In Episode 02 (coming soon) of our podcast, we spend time at the end discussing narratives in video games, and I mention my recent foray into Tomb Raider: Definitive Edition on PS4, which, without any interpretive lens interrupting the gameplay itself, is an absolute joy to play. It’s a remarkable production, replete with surprisingly rich tension and uncommonly fluid pacing. Simply put, I ripped through it. The game urges you through its world, but it does a good job of making you care about the characters, or at least Lara, along the way. Everyone else is relatively forgettable, experiencing minimal growth and serving as plot devices for Lara’s arc. But this is where the game should be commended, especially given the history of Lara Croft’s character.

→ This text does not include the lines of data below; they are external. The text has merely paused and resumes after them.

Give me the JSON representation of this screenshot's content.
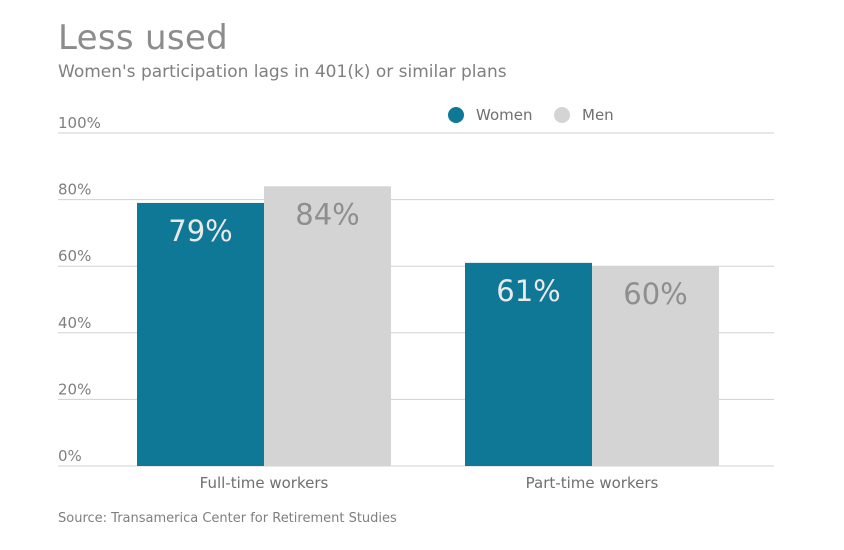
{
  "title": "Less used",
  "subtitle": "Women's participation lags in 401(k) or similar plans",
  "source": "Source: Transamerica Center for Retirement Studies",
  "colors": {
    "women": "#0e7896",
    "men": "#d5d4d5",
    "women_label": "#e9e9e9",
    "men_label": "#8e8e8e",
    "grid": "#d0d0d0"
  },
  "chart_data": {
    "type": "bar",
    "categories": [
      "Full-time workers",
      "Part-time workers"
    ],
    "series": [
      {
        "name": "Women",
        "values": [
          79,
          61
        ],
        "labels": [
          "79%",
          "61%"
        ]
      },
      {
        "name": "Men",
        "values": [
          84,
          60
        ],
        "labels": [
          "84%",
          "60%"
        ]
      }
    ],
    "ylim": [
      0,
      100
    ],
    "yticks": [
      0,
      20,
      40,
      60,
      80,
      100
    ],
    "ytick_labels": [
      "0%",
      "20%",
      "40%",
      "60%",
      "80%",
      "100%"
    ],
    "grid": true,
    "legend": "top-right"
  }
}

I’m hardly in a position to track the actual history of her character, since this is the first Tomb Raider game I’ve played, but I am all too familiar with her initial primary strength: sexuality. But to be truthful, her sexuality was most associated with her boobs, which were absurdly large, round balloons that pandered to the worst common denominator of the series’ stereotypically imagined male adolescent audience. Video games developers have long struggled to break free from their worst assumptions about this demographic, and if you look at the video game world economically, this makes sense. These should-be abhorrent decisions are justified by profit margins, though to be fair, when you do one thing and experience success, that doesn’t preclude the possibility that alternative paths could yield equal (or even greater) success. Denying female characters autonomy and depth and a central role in stories (and so following the societal/cultural trend) is not why games sell. Hopefully, moving forward, it’s why games won’t sell (GamerGate didn’t leave too many people optimistic on this front).

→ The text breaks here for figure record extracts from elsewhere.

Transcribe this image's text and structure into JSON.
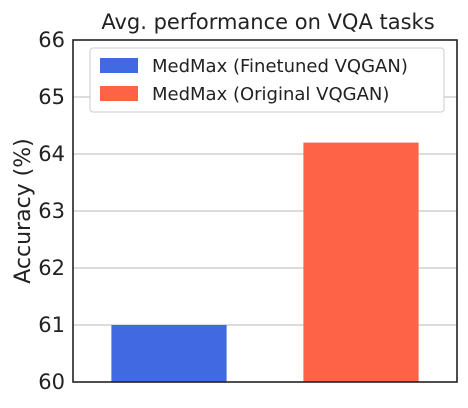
{
  "chart_data": {
    "type": "bar",
    "title": "Avg. performance on VQA tasks",
    "ylabel": "Accuracy (%)",
    "xlabel": "",
    "ylim": [
      60,
      66
    ],
    "yticks": [
      "60",
      "61",
      "62",
      "63",
      "64",
      "65",
      "66"
    ],
    "grid": true,
    "legend_position": "top",
    "series": [
      {
        "name": "MedMax (Finetuned VQGAN)",
        "value": 61.0,
        "color": "#4169e1"
      },
      {
        "name": "MedMax (Original VQGAN)",
        "value": 64.2,
        "color": "#ff6347"
      }
    ]
  }
}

This version of Tomb Raider, though developed by a mostly male crew, did promise a brighter future for female characters (and female gamers as well). Although still very much sexualized (in the sense that Lara fits, virtually, our culture’s standards for beauty), she is no confined princess, unable to fend for herself. Indeed, as the game’s motto suggests, in this story, a survivor is born. Out of the tomb, out of her father’s shadow, out of all patriarchy’s shadow, Lara is born. At the game’s start, she’s a relatively confident cartographer and researcher, but once the conditions become extreme enough, it’s clear that she’s not ready for the challenge. Lara is like the audience, trained to expect some male figure to save the day. She’s constantly crying and desperately seeking salvation from any external source; she never pauses to think with much faith that she could save herself (as well as her shipmates).

She starts small, urging herself through turmoil by saying, “I can do this.” The supporting cast serves the same role. The entire game is about ushering Lara into her own profound power. And it’s certainly interesting that the main sacrifices toward this power are white males. The game ends with an impressively diverse crew of survivors, all of them normally marked in the margins by gender or race (three girls live, two of them not white, and one male, not white). Their victory is a call to all gamers to not let such barriers diminish what you can do if you trust yourself; Lara is careful to distinguish trust from faith, as the game does delve into pretty wild mythology.

Lara not only overcomes a very real mythology on the mysterious island on which she and her crew are shipwrecked, she triumphs over the mythology pervading her sense of self, specifically regarding the artificially constructed limitations of her gender. If the audience is savvy enough, or reflective in any sense, and not the depraved neanderthals the media would lead us to believe about video gamers, then this game is a beacon of hope. Yes, it has lingering issues, but it’s refreshing to see the industry make meaningful moves toward more favorable representation for all. Although it’s impossible for the audience to fully identify with Lara, the fact that she is a female and takes care of herself, saves the day, and does it in a bad-ass-but-compassionate way…it opens a door of possibility that has been forcefully locked for a long time. Ellie in The Last of Us, which I also spoke about in Episode 02, is another recent example of progress.

Anyway, I could go in with this for quite a long time, but I’ll conclude with this: the Lara in this game ends up being cooler than Indiana Jones. That’s right, Dr. Jones, I’m checking your privilege at the door, and I’m privileging Lara’s earned awesomeness.